For gardeners, the appeal of the rose is not only its beauty and fragrance, but also its variety. Roses come in different habits, a wide range of sizes, and in diverse shades.
I am not a rose gardener. Thorny stems, aphids, and diseases like “powdery mildew”, “black spot”, and “rust” have been enough to persuade me to leave these plants in more capable hands. So I love to visit other people’s rose gardens and have a deep respect for what they accomplish. Success in growing any plant requires the right soil, light, and water conditions, but I believe that roses require more – a positive attitude in the face of so many obstacles. French author Alphonse Karr captured what I mean well, “Some people grumble that roses have thorns; I am grateful that thorns have roses.” (from A Tour Round My Garden, 1856)

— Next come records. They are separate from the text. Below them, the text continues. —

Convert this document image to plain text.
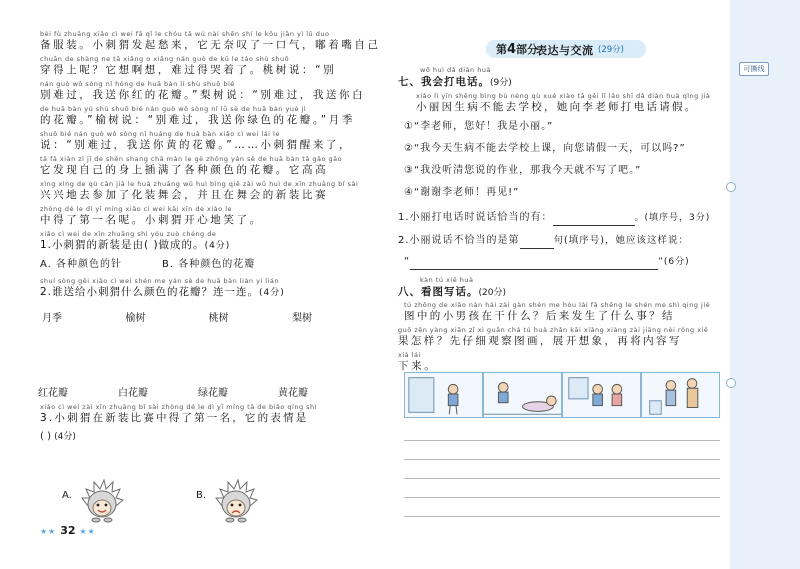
可撕线
bèi fù zhuāng xiǎo cì wei fā qǐ le chóu tā wú nài shēn shí le kǒu jiān yì lǔ duo
备服装。小刺猬发起愁来，它无奈叹了一口气，嘟着嘴自己
chuān de shàng ne tā xiǎng o xiǎng nán guò de kū le táo shù shuō
穿得上呢？它想啊想，难过得哭着了。桃树说：“别
nán guò wǒ sòng nǐ hóng de huā bàn lí shù shuō bié
别难过，我送你红的花瓣。”梨树说：“别难过，我送你白
de huā bàn yú shù shuō bié nán guò wǒ sòng nǐ lǜ sè de huā bàn yuè jì
的花瓣。”榆树说：“别难过，我送你绿色的花瓣。”月季
shuō bié nán guò wǒ sòng nǐ huáng de huā bàn xiǎo cì wei lái le
说：“别难过，我送你黄的花瓣。”……小刺猬醒来了，
tā fā xiàn zì jǐ de shēn shang chā mǎn le gè zhǒng yán sè de huā bàn tā gāo gāo
它发现自己的身上插满了各种颜色的花瓣。它高高
xìng xìng de qù cān jiā le huà zhuāng wǔ huì bìng qiě zài wǔ huì de xīn zhuāng bǐ sài
兴兴地去参加了化装舞会，并且在舞会的新装比赛
zhòng dé le dì yī míng xiǎo cì wei kāi xīn de xiào le
中得了第一名呢。小刺猬开心地笑了。
xiǎo cì wei de xīn zhuāng shì yóu zuò chéng de
1.小刺猬的新装是由( )做成的。(4分)
A. 各种颜色的针	B. 各种颜色的花瓣
shuí sòng gěi xiǎo cì wei shén me yán sè de huā bàn lián yi lián
2.谁送给小刺猬什么颜色的花瓣？连一连。(4分)
月季	榆树	桃树	梨树
红花瓣	白花瓣	绿花瓣	黄花瓣
xiǎo cì wei zài xīn zhuāng bǐ sài zhòng dé le dì yī míng tā de biǎo qíng shì
3.小刺猬在新装比赛中得了第一名，它的表情是
( ) (4分)
A.	B.
★★ 32 ★★
第4部分
表达与交流 (29分)
wǒ huì dǎ diàn huà
七、我会打电话。(9分)
xiǎo lì yīn shēng bìng bù néng qù xué xiào tā gěi lǐ lǎo shī dǎ diàn huà qǐng jià
小丽因生病不能去学校，她向李老师打电话请假。
①“李老师，您好！我是小丽。”
②“我今天生病不能去学校上课，向您请假一天，可以吗?”
③“我没听清您说的作业，那我今天就不写了吧。”
④“谢谢李老师！再见!”
1.小丽打电话时说话恰当的有：	。(填序号，3分)
2.小丽说话不恰当的是第	句(填序号)，她应该这样说：
“	”(6分)
kàn tú xiě huà
八、看图写话。(20分)
tú zhōng de xiǎo nán hái zài gàn shén me hòu lái fā shēng le shén me shì qing jié
图中的小男孩在干什么？后来发生了什么事？结
guǒ zěn yàng xiān zǐ xì guān chá tú huà zhǎn kāi xiǎng xiàng zài jiāng nèi róng xiě
果怎样？先仔细观察图画，展开想象，再将内容写
xià lái
下来。
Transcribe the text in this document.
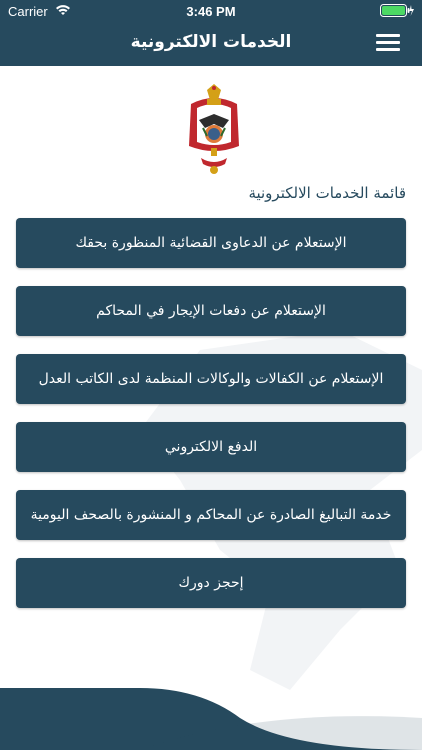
Carrier	3:46 PM
الخدمات الالكترونية
قائمة الخدمات الالكترونية
الإستعلام عن الدعاوى القضائية المنظورة بحقك
الإستعلام عن دفعات الإيجار في المحاكم
الإستعلام عن الكفالات والوكالات المنظمة لدى الكاتب العدل
الدفع الالكتروني
خدمة التباليغ الصادرة عن المحاكم و المنشورة بالصحف اليومية
إحجز دورك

I recently had a chance to visit the Rudolf W. van der Goot rose garden at Colonial Park. It sits off the beaten path East Millstone, New Jersey and the rose garden was particularly magical.
The one-acre garden contains over 3,000 roses across 325 varieties. Its mission is to inspire home gardeners and to celebrate “old roses,” ones popular before World War II. It was created by Dutch horticulturalist Rudolph van der Goot in the 1950’s on what had been the formal garden of the Mettler Estate.

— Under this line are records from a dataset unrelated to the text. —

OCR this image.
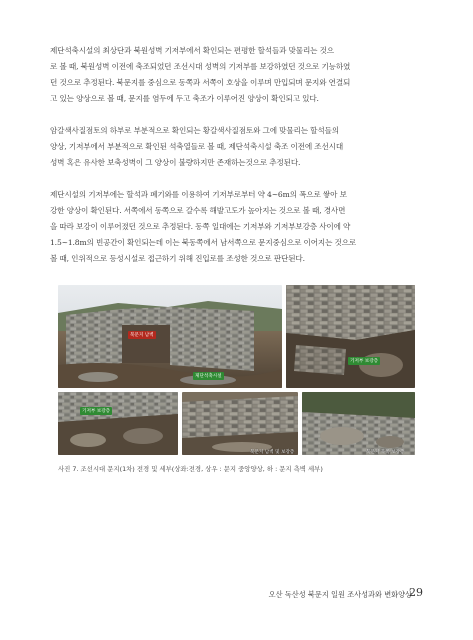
제단석축시설의 최상단과 북원성벽 기저부에서 확인되는 편평한 할석들과 맞물리는 것으
로 볼 때, 북원성벽 이전에 축조되었던 조선시대 성벽의 기저부를 보강하였던 것으로 기능하였
던 것으로 추정된다. 북문지를 중심으로 동쪽과 서쪽이 호상을 이루며 만입되며 문지와 연결되
고 있는 양상으로 볼 때, 문지를 염두에 두고 축조가 이루어진 양상이 확인되고 있다.
암갈색사질점토의 하부로 부분적으로 확인되는 황갈색사질점토와 그에 맞물리는 할석들의
양상, 기저부에서 부분적으로 확인된 석축열들로 볼 때, 제단석축시설 축조 이전에 조선시대
성벽 혹은 유사한 보축성벽이 그 양상이 불량하지만 존재하는것으로 추정된다.
제단시설의 기저부에는 할석과 폐기와를 이용하여 기저부로부터 약 4~6m의 폭으로 쌓아 보
강한 양상이 확인된다. 서쪽에서 동쪽으로 갈수록 해발고도가 높아지는 것으로 볼 때, 경사면
을 따라 보강이 이루어졌던 것으로 추정된다. 동쪽 일대에는 기저부와 기저부보강층 사이에 약
1.5~1.8m의 빈공간이 확인되는데 이는 북동쪽에서 남서쪽으로 문지중심으로 이어지는 것으로
볼 때, 인위적으로 등성시설로 접근하기 위해 진입로를 조성한 것으로 판단된다.
북문지 남벽
제단석축시설
기저부 보강층
기저부 보강층
북문지 남벽 및 보강층	북문지 북쪽 보강층
사진 7. 조선시대 문지(1차) 전경 및 세부(상좌:전경, 상우 : 문지 중앙양상, 하 : 문지 측벽 세부)
오산 독산성 북문지 일원 조사성과와 변화양상
29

The garden continues with the Estate’s formal layout. The flagstone paving is original. Pink knock-out roses and boxwood hedges provide an elegant welcome. From there an axis runs along the main walk to a sunken “Dutch Garden” in the back. Rectangular plots surround a central circular fountain. Pergolas and arbors provide height and focal points. Brick marks the transition from one section to anther.
This garden’s collection is expansive. It contains Hybrid Teas such as “Broadway” and “Double Delight,” Floribundas “Iceberg” and “Scentimental,” and Grandifloras such as “Love” and “Camelot.” The shrubs have optimistic names such as “Knock out” and “Home Run.” Miniature roses come in both shrub and climbing habit. The climbers “City of York” and “American Pillar” steal the show.
The Rudolf W. van der Goot Rose Garden is an accredited All-America Rose Selections display garden and open to the public as part of the Somerset County Park system. It won the 2015 World Federation of Rose Societies’ Garden of Excellence award.
For rose gardening inspiration, don’t miss this one.